A majority of 13 of the 15 members of Isda’s Credit Derivatives Determinations Committee for Europe, the Middle East and Africa (EMEA), said a restructuring credit event had occurred in respect of French media and electronics firm Thomson. Bank of America Merrill Lynch and Legal & General voted against. Both firms declined to comment as to why they disagreed.
However, the committee was unanimous in its decision that one or more auctions should be held for the outstanding credit default swap transactions of varying maturity buckets.
On June 15, due to deterioration in its creditworthiness, Thomson agreed with bondholders to defer payment from June 17 to July 25 of $72.5 million principal on the 6.05% senior notes. By August 12, the firm had reached an agreement with the majority of its creditors for restructuring, announcing plans to reduce its gross senior debt by 45% to €1.29 billion from €2.94 billion.
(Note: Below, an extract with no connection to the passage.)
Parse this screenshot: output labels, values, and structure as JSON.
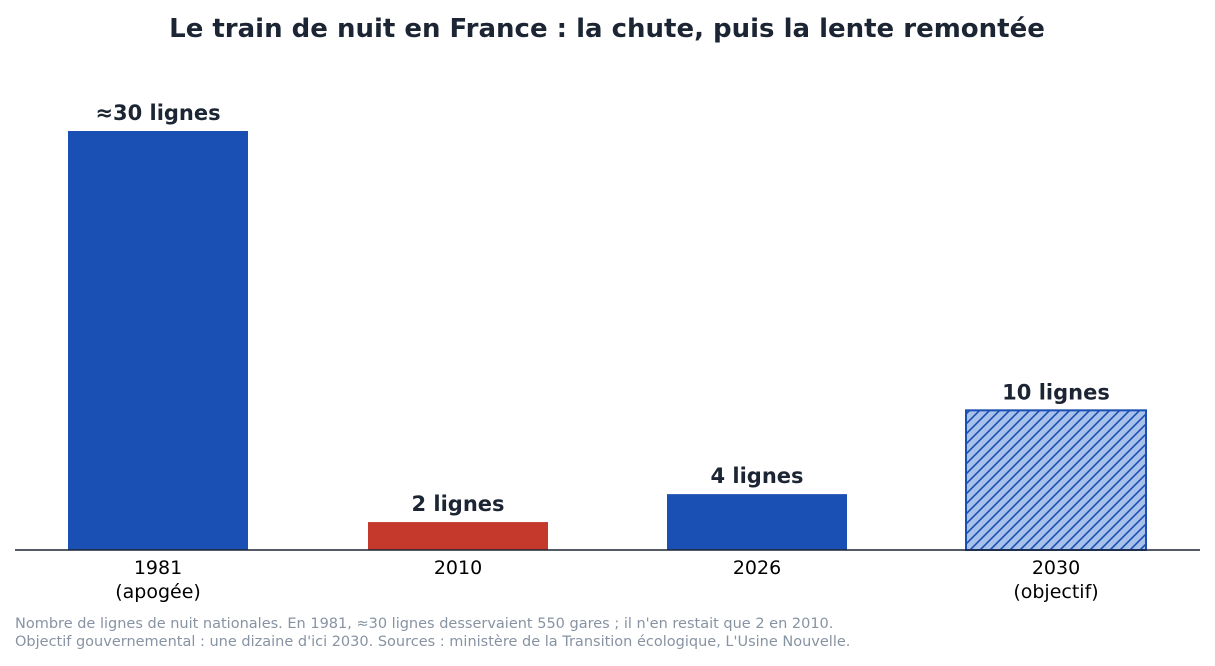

This will be achieved through a €350 million rights issue and by issuing €639 million of notes mandatorily redeemable into 964 million ordinary shares in 2010 and 2011. In addition, the firm will issue up to €300 million of disposal proceeds notes maturing on December 31, 2010, to be repaid in cash with the proceeds from the disposals of media technology firms Grass Valley and PRN, and cinema advertising company Screenvision. The restructuring will also provide for €400 million to remain on Thomson’s balance sheet.
Thomson’s restructuring plans depend on “the extent to which additional creditors’ support is obtained”, the firm said. Deutsche Bank, which holds a large amount of bilateral private placement notes, is considered the “most significant” creditor. Discussions are under way with the bank about its participation in the restructuring. The firm declined to comment on the progress of these talks. An extraordinary general meeting to approve the restructuring plans is planned for the fourth quarter.
The date of the auction or auctions has yet to be decided, and will depend on how many contracts are triggered in each bucket, which itself is dependant on which obligations are deliverable, an official at Isda said.
The last time a restructuring credit event occurred was in June 2002, when Xerox announced a renegotiation of $7 billion of loans outstanding under a fully-drawn revolving credit facility due in October 2002.
Isda’s Small Bang, which was launched on July 14, provides a new protocol for restructuring. Previously, in Europe, if a protection buyer triggered a CDS after a restructuring, the maturity of the bonds that could be delivered to the seller was restricted to the longer of five years and the remaining maturity of the contract for restructured obligations, and two-and-a-half years and the remaining maturity of the contract for non-restructured obligations. If the protection seller triggered the contract, bonds could be delivered with a remaining maturity of up to 30 years.
Under the Small Bang, the number of maturity buckets was increased to eight – market participants could opt to cash settle by referencing the auction result of the relevant bucket, or decide to physically settle with bonds or loans that fall within the bucket.
Isda’s Big Bang established determinations committees for five geographical areas: the Americas, EMEA, Japan, Asia excluding Japan, and Australia and New Zealand. The committees each consist of 10 dealers – nine of which are present on all five panels – selected by credit derivatives trading volumes, and five buy-side firms.